Hi, Line! On Feb 29, Line Bie Pedersen wrote:
I have some questions related to this project, foremost are of course what kind of enhancement are you looking for? Are you looking for an update of existing code? I looked at the existing code and it seems to be the old regex library written by Henry Spencer. I did not look into it in detail, so I have no clear idea of the changes needed to bring it up to speed. Or are you looking to upgrade with an existing library? Or perhaps a rewrite suited to your needs? I can't see if you use the regex library for anything but deciding simple acceptance, but this would probably be a big factor in deciding. I would be happy to look into all three suggestions, or even a fourth, if you prefer something else.
There're two answers to that.
The first one - on the level of requirements, I am very much looking for multi-byte support in the regex library. And REGEX_REPLACE() function would be nice too - users ask for it quite often.
How will the REGEX_REPLACE() function work?

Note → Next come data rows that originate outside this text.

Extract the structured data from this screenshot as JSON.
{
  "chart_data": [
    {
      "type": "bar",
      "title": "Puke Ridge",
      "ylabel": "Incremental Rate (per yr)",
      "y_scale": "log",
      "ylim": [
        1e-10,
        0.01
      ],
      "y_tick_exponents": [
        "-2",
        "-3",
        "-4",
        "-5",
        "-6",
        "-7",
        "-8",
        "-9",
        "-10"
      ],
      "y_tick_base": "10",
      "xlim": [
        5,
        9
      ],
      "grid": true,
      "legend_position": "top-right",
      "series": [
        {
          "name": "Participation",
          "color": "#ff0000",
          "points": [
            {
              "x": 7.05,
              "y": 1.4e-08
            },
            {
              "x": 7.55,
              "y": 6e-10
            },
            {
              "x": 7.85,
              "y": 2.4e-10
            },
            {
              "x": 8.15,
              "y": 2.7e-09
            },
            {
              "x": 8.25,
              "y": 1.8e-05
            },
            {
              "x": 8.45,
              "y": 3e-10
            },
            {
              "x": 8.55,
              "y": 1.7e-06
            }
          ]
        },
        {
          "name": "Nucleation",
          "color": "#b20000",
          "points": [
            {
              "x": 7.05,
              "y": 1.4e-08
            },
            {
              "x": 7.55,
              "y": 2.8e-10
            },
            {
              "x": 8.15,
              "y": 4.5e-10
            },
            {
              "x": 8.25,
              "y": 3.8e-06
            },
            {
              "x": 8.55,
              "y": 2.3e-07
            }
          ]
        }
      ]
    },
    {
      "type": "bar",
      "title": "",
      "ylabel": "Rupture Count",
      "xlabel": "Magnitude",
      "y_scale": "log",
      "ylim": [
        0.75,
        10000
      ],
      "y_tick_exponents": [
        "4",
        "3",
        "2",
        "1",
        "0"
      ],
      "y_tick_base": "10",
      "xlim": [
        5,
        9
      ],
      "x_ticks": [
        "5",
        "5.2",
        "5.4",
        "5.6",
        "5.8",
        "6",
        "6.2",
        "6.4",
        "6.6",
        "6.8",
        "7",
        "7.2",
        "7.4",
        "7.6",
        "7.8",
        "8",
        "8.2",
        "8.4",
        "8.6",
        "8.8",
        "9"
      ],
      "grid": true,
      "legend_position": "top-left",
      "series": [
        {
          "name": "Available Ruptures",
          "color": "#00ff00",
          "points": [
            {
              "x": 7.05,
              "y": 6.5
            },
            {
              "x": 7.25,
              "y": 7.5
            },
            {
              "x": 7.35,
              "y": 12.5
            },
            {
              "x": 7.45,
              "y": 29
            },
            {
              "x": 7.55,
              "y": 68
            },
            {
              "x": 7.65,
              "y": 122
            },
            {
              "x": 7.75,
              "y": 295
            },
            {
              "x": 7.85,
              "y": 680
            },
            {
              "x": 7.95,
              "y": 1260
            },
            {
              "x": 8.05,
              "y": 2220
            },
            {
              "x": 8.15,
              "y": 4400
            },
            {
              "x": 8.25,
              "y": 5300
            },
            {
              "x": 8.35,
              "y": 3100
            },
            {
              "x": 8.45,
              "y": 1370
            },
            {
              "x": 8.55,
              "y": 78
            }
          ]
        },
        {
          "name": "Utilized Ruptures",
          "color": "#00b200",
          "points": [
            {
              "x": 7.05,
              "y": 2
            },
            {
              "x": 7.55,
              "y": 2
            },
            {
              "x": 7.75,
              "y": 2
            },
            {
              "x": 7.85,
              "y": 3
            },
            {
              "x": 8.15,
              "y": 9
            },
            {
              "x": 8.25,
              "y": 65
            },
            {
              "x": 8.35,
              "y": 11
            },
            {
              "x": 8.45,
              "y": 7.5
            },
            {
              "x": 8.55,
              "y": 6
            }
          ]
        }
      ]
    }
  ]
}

Similar to any other regex replace. Something like REGEX_REPLACE(orig_str, regex_str, replace_str, [flags]) for example REGEX_REPLACE('3.1415926', '(1).', '\\1_', 'g') which would return 3.1_1_926
The second answer - I thought that the simple way of getting multi-byte support, would be to remove Henry Spencer library, and put some modern regex implementation instead. That could be relatively easy to do for any undegraduate student with little experience - this task was one of ideas we had for Google Summer of Code.
Agree, this is the simple solution. Did you already have a library picked out? Are there any requirements to license and language? Would it be useful if you could limit the amount of memory the library can use?
No, I didn't. I would ask a student to compile a list of libraries and suggest which one we should use. If I were doing it myself, I'd start looking from PCRE, but I didn't "pick it up", becase I didn't really consider the alternatives yet. GPL will not do. LGPL is fine, BSD, MIT - fine too. Language - C or C++. And it should allow concurrent multi-threaded use. Yes, it would be a very useful feature. Otherwise a low-privileged user may consume an arbitrary amount of memory and DoS the system.
Now, with your experience, you may prefer to do something else - not replace the library, but rewrite it, or extend, whatever. I'm fine either way. It's only important that the result works with multi-byte character sets (ideally - our character set code), and that it can support Henry Spencer regex syntax.
What I would really like to do, is rewrite the thing! However, I do not have an unlimited amount of time for this project. I'll look into Henry Spencers old library and let you know what I decide to do.
Great! Thank you very much! Regards, Sergei